Dem "Quälspaß" liegen keine Steine mehr im Weg

 

Über Schotter, Geröll und Schlaglöcher rumpelte der Mercedes Kombi von Gudula Lermer durch den Wald bei Neureichenau. 
Die Leiterin des Forstbetriebs war auf dem Weg zu einer Ortsbesichtigung. Mit im Auto saß Baptist Resch, der Streckenchef des "Tag des Sports". 
Ihr Ziel: Der sogenannte "Ochsenzug", ein Streckenabschnitt von rund einem Kilometer, den es am 20. Juli für die Läufer und Radler, die sich am 
"Tag des Sports" den Berg hochquälen, überwinden müssen. Das Problem: Der "Ochsenzug" war übersät mit grobem Schotter, die fast faustgroßen Steine
waren spitz und scharfkantig und boten wenig Halt. Die Sturzgefahr, gerade für Mountainbiker, war viel zu groß, der Weg gesperrt. Jetzt wurde rasch Abhilfe geschafft. 

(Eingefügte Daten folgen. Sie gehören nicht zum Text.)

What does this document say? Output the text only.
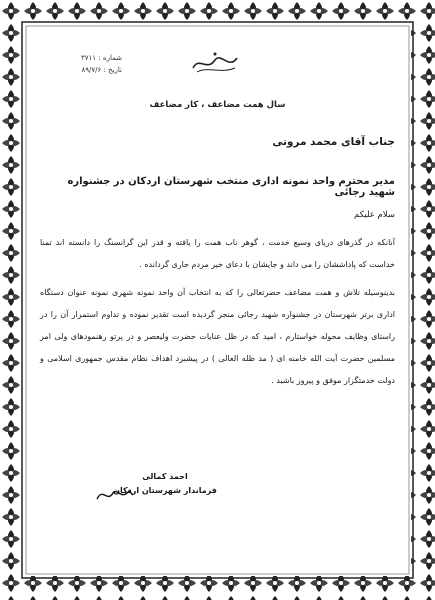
شماره : ۳۷۱۱
تاریخ : ۸۹/۷/۶
سال همت مضاعف ، کار مضاعف
جناب آقای محمد مروتی
مدیر محترم واحد نمونه اداری منتخب شهرستان اردکان در جشنواره شهید رجائی
سلام علیکم

آنانکه در گذرهای دریای وسیع خدمت ، گوهر ناب همت را یافته و قدر این گرانسنگ را دانسته اند تمنا خداست که پاداششان را می داند و جایشان با دعای خیر مردم جاری گردانده .

بدینوسیله تلاش و همت مضاعف حضرتعالی را که به انتخاب آن واحد نمونه شهری نمونه عنوان دستگاه اداری برتر شهرستان در جشنواره شهید رجائی منجر گردیده است تقدیر نموده و تداوم استمرار آن را در راستای وظایف محوله خواستارم ، امید که در ظل عنایات حضرت ولیعصر و در پرتو رهنمودهای ولی امر مسلمین حضرت آیت الله خامنه ای ( مد ظله العالی ) در پیشبرد اهداف نظام مقدس جمهوری اسلامی و دولت خدمتگزار موفق و پیروز باشید .

احمد کمالی
فرماندار شهرستان اردکان
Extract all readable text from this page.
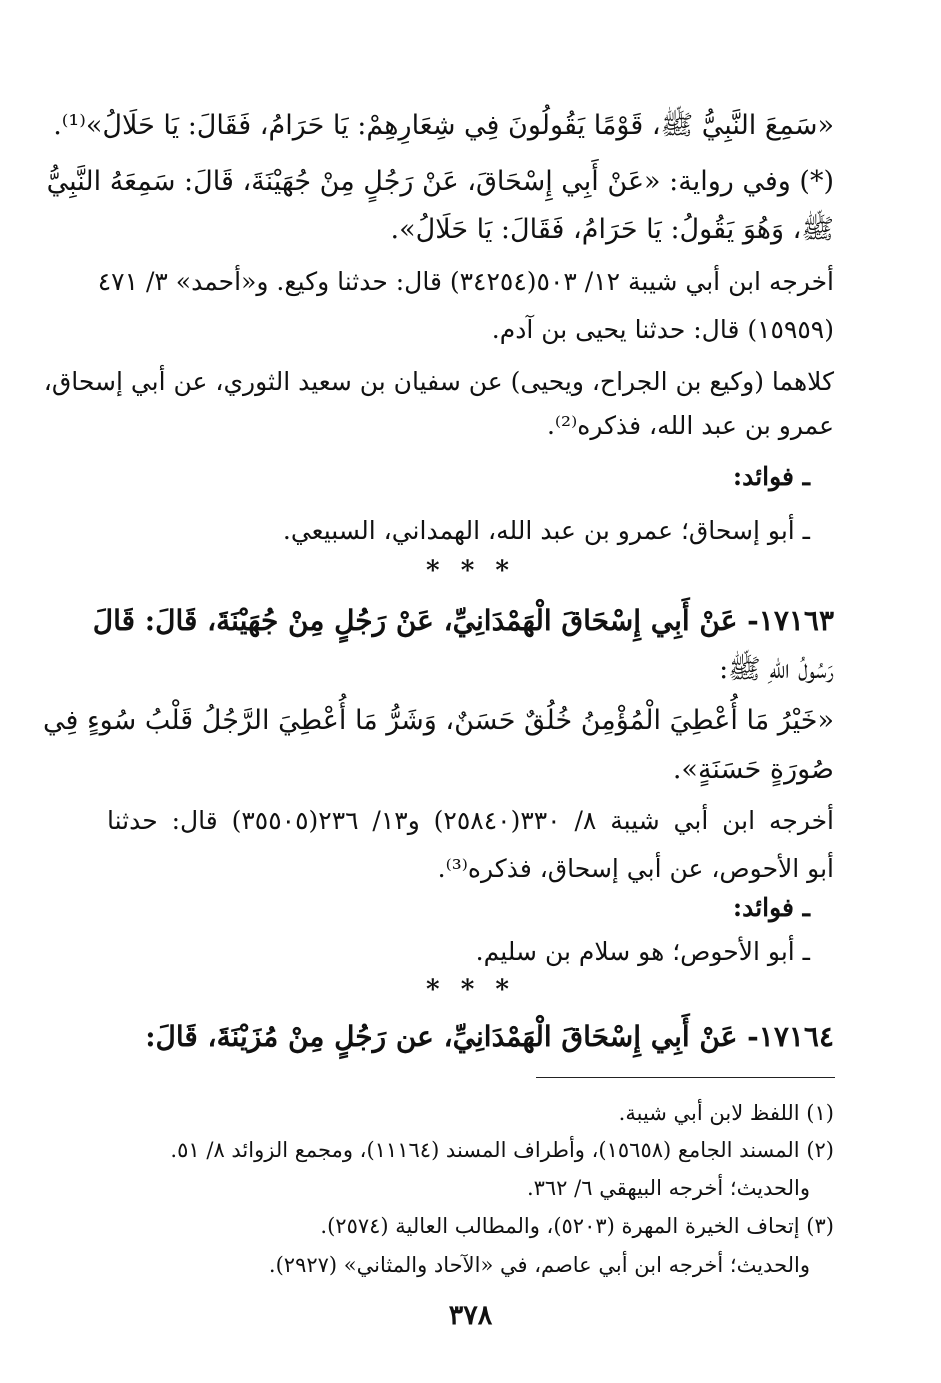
«سَمِعَ النَّبِيُّ ﷺ، قَوْمًا يَقُولُونَ فِي شِعَارِهِمْ: يَا حَرَامُ، فَقَالَ: يَا حَلَالُ»⁽¹⁾.
(*) وفي رواية: «عَنْ أَبِي إِسْحَاقَ، عَنْ رَجُلٍ مِنْ جُهَيْنَةَ، قَالَ: سَمِعَهُ النَّبِيُّ
ﷺ، وَهُوَ يَقُولُ: يَا حَرَامُ، فَقَالَ: يَا حَلَالُ».
أخرجه ابن أبي شيبة ١٢/ ٥٠٣(٣٤٢٥٤) قال: حدثنا وكيع. و«أحمد» ٣/ ٤٧١
(١٥٩٥٩) قال: حدثنا يحيى بن آدم.
كلاهما (وكيع بن الجراح، ويحيى) عن سفيان بن سعيد الثوري، عن أبي إسحاق،
عمرو بن عبد الله، فذكره⁽²⁾.
ـ فوائد:
ـ أبو إسحاق؛ عمرو بن عبد الله، الهمداني، السبيعي.
* * *
١٧١٦٣- عَنْ أَبِي إِسْحَاقَ الْهَمْدَانِيِّ، عَنْ رَجُلٍ مِنْ جُهَيْنَةَ، قَالَ: قَالَ
رَسُولُ اللهِ ﷺ:
«خَيْرُ مَا أُعْطِيَ الْمُؤْمِنُ خُلُقٌ حَسَنٌ، وَشَرُّ مَا أُعْطِيَ الرَّجُلُ قَلْبُ سُوءٍ فِي
صُورَةٍ حَسَنَةٍ».
أخرجه ابن أبي شيبة ٨/ ٣٣٠(٢٥٨٤٠) و١٣/ ٢٣٦(٣٥٥٠٥) قال: حدثنا
أبو الأحوص، عن أبي إسحاق، فذكره⁽³⁾.
ـ فوائد:
ـ أبو الأحوص؛ هو سلام بن سليم.
* * *
١٧١٦٤- عَنْ أَبِي إِسْحَاقَ الْهَمْدَانِيِّ، عن رَجُلٍ مِنْ مُزَيْنَةَ، قَالَ:
(١) اللفظ لابن أبي شيبة.
(٢) المسند الجامع (١٥٦٥٨)، وأطراف المسند (١١١٦٤)، ومجمع الزوائد ٨/ ٥١.
والحديث؛ أخرجه البيهقي ٦/ ٣٦٢.
(٣) إتحاف الخيرة المهرة (٥٢٠٣)، والمطالب العالية (٢٥٧٤).
والحديث؛ أخرجه ابن أبي عاصم، في «الآحاد والمثاني» (٢٩٢٧).
٣٧٨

Vor dem Ausflug in den Wald hatten sich Lermer, Resch und der Neureichenauer Bürgermeister Walter Bermann am Mittwoch zu einem kleinen "Krisengespräch" im Haus
des Forstbetriebs Neureichenau verabredet. Denn Resch und Bermann fürchteten um den "Tag des Sports". 
Der ist eine der größten Sportveranstaltungen der Region. Am 20. Jul werden rund 750 Teilnehmer erwartet, die sich von der Ortsmitte Neureichenau vornehmlich 
über Waldwege bis zum Berggasthof Dreisessel kämpfen. Rund 9,5 Kilometer müssen die Läufer und Nordic Walker zurücklegen, die Mountainbiker 12,3 Kilometer. 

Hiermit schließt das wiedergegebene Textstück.